Heat-shock protein 90 (HSP90) is an ubiquitous chaperone in eukaryotes that facilitates folding of proteins both in normal conditions and in response to environmental stress. In addition, HSP90 is able to buffer genetic variation resulting from random mutations by regulating intracellular protein degradation mechanisms.
It has been shown that experimental HSP90 inhibition produces anatomical variability during embryonic development in Arabidopsis, Drosophila and zebrafish. It is not clear whether these anatomical changes are caused by the expression of genomic cryptic mutations or by modifications of HSP90 dependent molecular pathways. However, several results suggest that HSP90 modulation is a relevant mechanism underlying the de novo appearance of character states.
In order to test whether HSP90 is involved in the generation of apomorphic phenotypes in tetrapods, we pharmacologically inhibited HSP90 in Pleurodeles waltl (Urodela) embryos (n=141), by exposition to 10 µM Radicicol during the first 24 hours of development.
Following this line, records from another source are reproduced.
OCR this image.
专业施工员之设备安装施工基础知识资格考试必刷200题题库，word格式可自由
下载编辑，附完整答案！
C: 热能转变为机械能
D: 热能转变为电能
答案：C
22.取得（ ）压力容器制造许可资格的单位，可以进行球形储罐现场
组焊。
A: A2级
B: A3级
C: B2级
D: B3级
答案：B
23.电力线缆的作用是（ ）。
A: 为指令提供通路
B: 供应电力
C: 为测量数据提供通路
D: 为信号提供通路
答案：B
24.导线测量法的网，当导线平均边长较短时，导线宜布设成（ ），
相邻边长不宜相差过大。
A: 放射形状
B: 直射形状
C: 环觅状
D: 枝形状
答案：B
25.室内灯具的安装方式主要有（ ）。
Control specimens (n=20) received no treatment. The 54 surviving larvae were euthanatized at stages 46 (n=25) and 50 (n=29), and subjected to whole-mount double staining with alcian blue and alizarin red.
All the control and 7 (13%) of the treated specimens were phenotypically normal. The remaining 47 (87%) larvae showed 20 abnormal phenotypes best described as heterochronic skull ossification sequences. Interestingly, these heterochronies fit the ossification sequences described in other urodele families. We propose that modulation of HSP90 function during the embryonic development, caused naturally by environmental stress, may underlay the evolutive modifications of skull ossification sequences in urodeles. New studies on the inheritance of the phenotypes obtained in untreated embryos from treated parents may confirm the plausibility of this hypothesis.